The result of admitting stuxnet, putting every citizen and the US at risk for openly admitting cyber warfare is completely acceptable. The result of the cables, lots of embarassed politicians and shitloads of paperwork and brown nosing.

The more potentially harmful leak, was performed by the government with obvious intentions of manipulating elections, while the leak was performed by a person trying to show as much as they can what the government was doing wrong.

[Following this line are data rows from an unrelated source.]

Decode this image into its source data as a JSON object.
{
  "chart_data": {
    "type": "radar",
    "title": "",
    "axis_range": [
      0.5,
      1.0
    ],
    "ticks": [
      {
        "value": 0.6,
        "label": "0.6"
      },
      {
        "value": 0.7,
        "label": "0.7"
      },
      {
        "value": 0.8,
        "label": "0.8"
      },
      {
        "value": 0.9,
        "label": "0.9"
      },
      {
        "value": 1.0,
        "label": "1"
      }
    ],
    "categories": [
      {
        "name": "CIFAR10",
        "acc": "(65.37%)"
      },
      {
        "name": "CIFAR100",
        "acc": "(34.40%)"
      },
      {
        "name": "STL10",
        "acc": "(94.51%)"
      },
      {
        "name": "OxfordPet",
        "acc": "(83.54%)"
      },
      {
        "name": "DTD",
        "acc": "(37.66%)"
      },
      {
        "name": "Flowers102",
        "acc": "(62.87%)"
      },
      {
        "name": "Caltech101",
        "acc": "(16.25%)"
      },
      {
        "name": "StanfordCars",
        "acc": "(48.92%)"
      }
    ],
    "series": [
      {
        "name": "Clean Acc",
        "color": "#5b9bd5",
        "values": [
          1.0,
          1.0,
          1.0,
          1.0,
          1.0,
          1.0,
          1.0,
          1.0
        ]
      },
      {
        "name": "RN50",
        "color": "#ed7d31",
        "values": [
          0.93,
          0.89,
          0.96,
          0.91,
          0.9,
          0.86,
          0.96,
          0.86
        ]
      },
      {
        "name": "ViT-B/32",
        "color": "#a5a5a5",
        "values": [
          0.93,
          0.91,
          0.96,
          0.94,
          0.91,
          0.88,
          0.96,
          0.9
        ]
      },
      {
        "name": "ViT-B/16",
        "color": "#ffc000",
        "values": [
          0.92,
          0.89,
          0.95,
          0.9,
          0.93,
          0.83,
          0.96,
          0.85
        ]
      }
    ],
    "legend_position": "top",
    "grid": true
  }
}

I’d say making your country a larger target to it’s very vulnerable systems, on purpose, is more harmful than showing the “secret” messages among politicians. But then again, I’m not the asshat making decisions to look good instead of being good.

Lord Binky says:

Re:

Wait, what?! What is the point of being the Censor if you don’t get to look at everything?

Which is kind of funny in a sad way, since many things are censored with the idea that being exposed it will cause a person to become corrupted in some way, like talking bad about a government. So by definition the Censor themself should be the worst deginerate possible, and at that point you couldn’t trust their opinion, so….

Anonymous Coward says:

Re:

If a citizen was to release classified information they had legally obtained THAT IS NOT A CRIME. By the letter of the law this person has done NOTHING WRONG.

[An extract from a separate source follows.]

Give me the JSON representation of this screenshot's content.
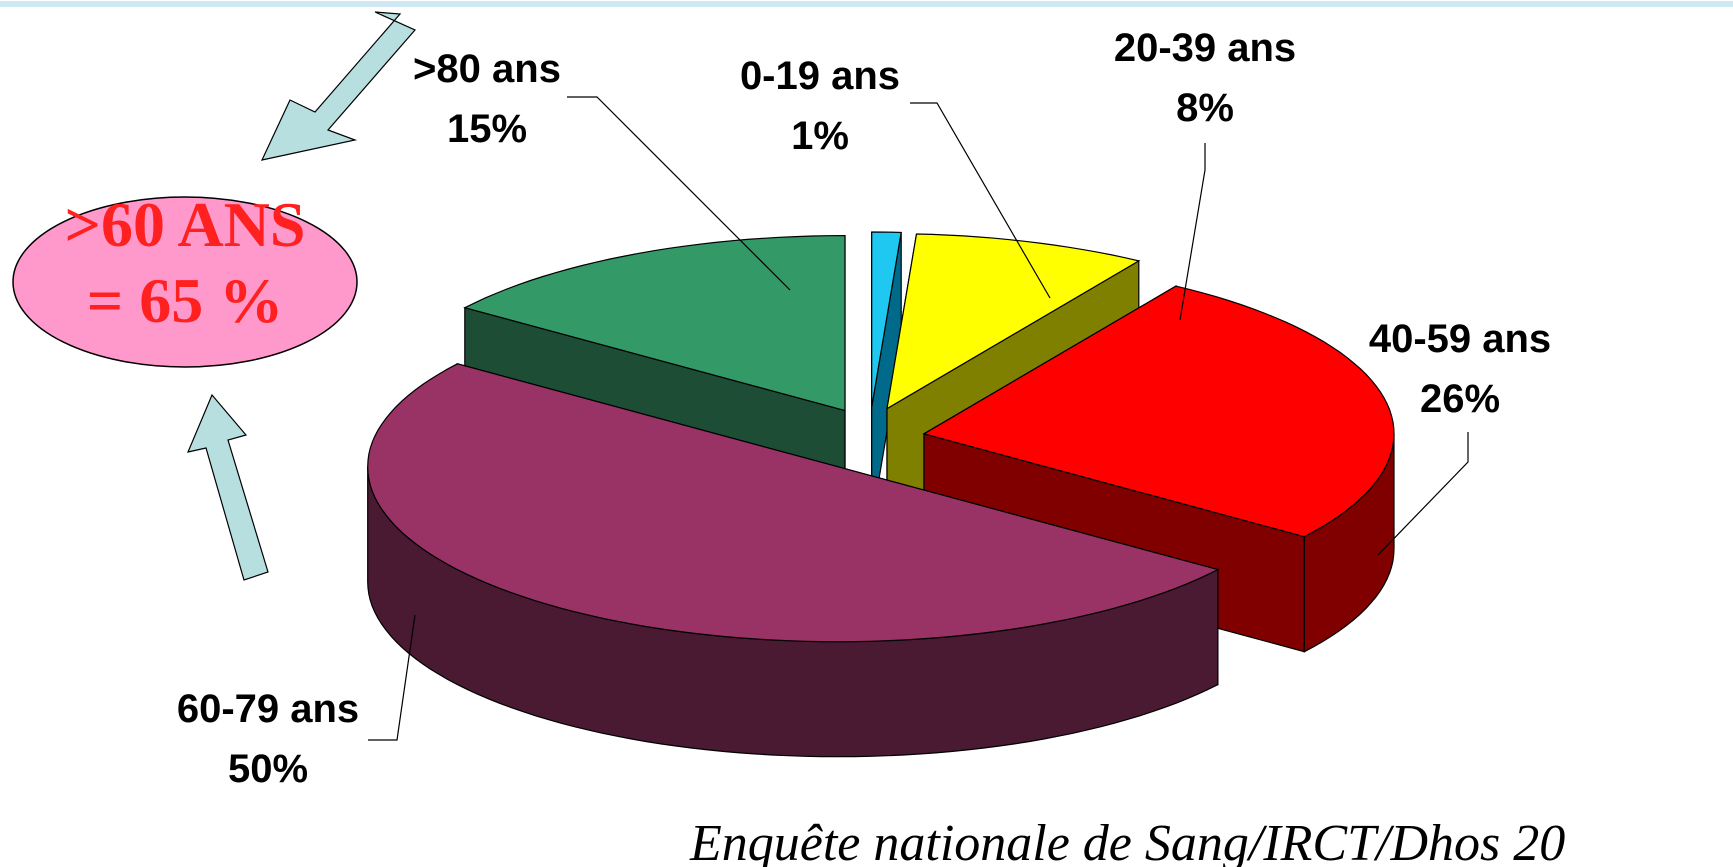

Morally wrong? Irrelevant when you are talking about the government is attacking someone with no legal leg to stand on. If they want to make publishing information the government deems classified and a risk to national security they should outlaw it.

The person who had access to the information and gave it to someone else is very much on the wrong side of the law.

That One Guy (profile) says:

Kudos to the reporters

I gotta say, had I been in that audience, as soon as she reached the “On the larger question of Internet freedom, you know where we are on that issue, and we are always on the side of full freedom of the Internet,” bit there is no way I would have been able to keep from bursting out laughing, given that she was obviously trying to lighten the mood with a joke.

Truly, to be able to stay straight-faced and laughter free in the presence of such hilarious levels of hypocrisy is an amazing skill indeed.

Gwiz (profile) says:

Re: US: India, Stop Censoring Websites!...

Wikileaks new it was classified information so they are just as culpable.

Culpable for what? Exercising Freedom of the Press?

Only a free and unrestrained press can effectively expose deception in government. And paramount among the responsibilities of a free press is the duty to prevent any part of the government from deceiving the people and sending them off to distant lands to die of foreign fevers and foreign shot and shell.
?Justice Black in NEW YORK TIMES CO. v. UNITED STATES, 403 U.S. 713 (1971)

Anonymous Coward says:

Re:

The question of classification of information. What boxes can you use and what can’t you?

– Classified information from government?
– Classified information from private companies?
– Copyright protection for works from private companies?
– Unlicensed use of patented products for private companies?

If you are saying yes to all those limitations, the question is: How far can you use these marks to censor?

– If an employee from the government leaks a document with no official classification yet?
– Lowly classified information with no general restriction of who gets to see them?
– Having the government pay for protecting a trade-secret for a private american company?
– Making the government pay for prosecution of people for illegal copying?
– Having the government investigate and break private companies confidentiality to produce evidence of them illegally using a patent held by another company?

Those are just a few of the ethical questions you have to answer because of “that is different” and if the answer is “it depends” you have to further specify where the line for censorship has to be drawn.

Any kind of deletion of information qualifies as censorship and trying to give the impression that the arbitrary lines drawn by USA or EU are more legitimate than those drawn by India and China is not a question of “internet freedom”. It is a question of poorly thought through legislation and overreaching enforcement making something that should be simple very complicated and “that is different” is exactly the same as saying “it is complicated” in this context.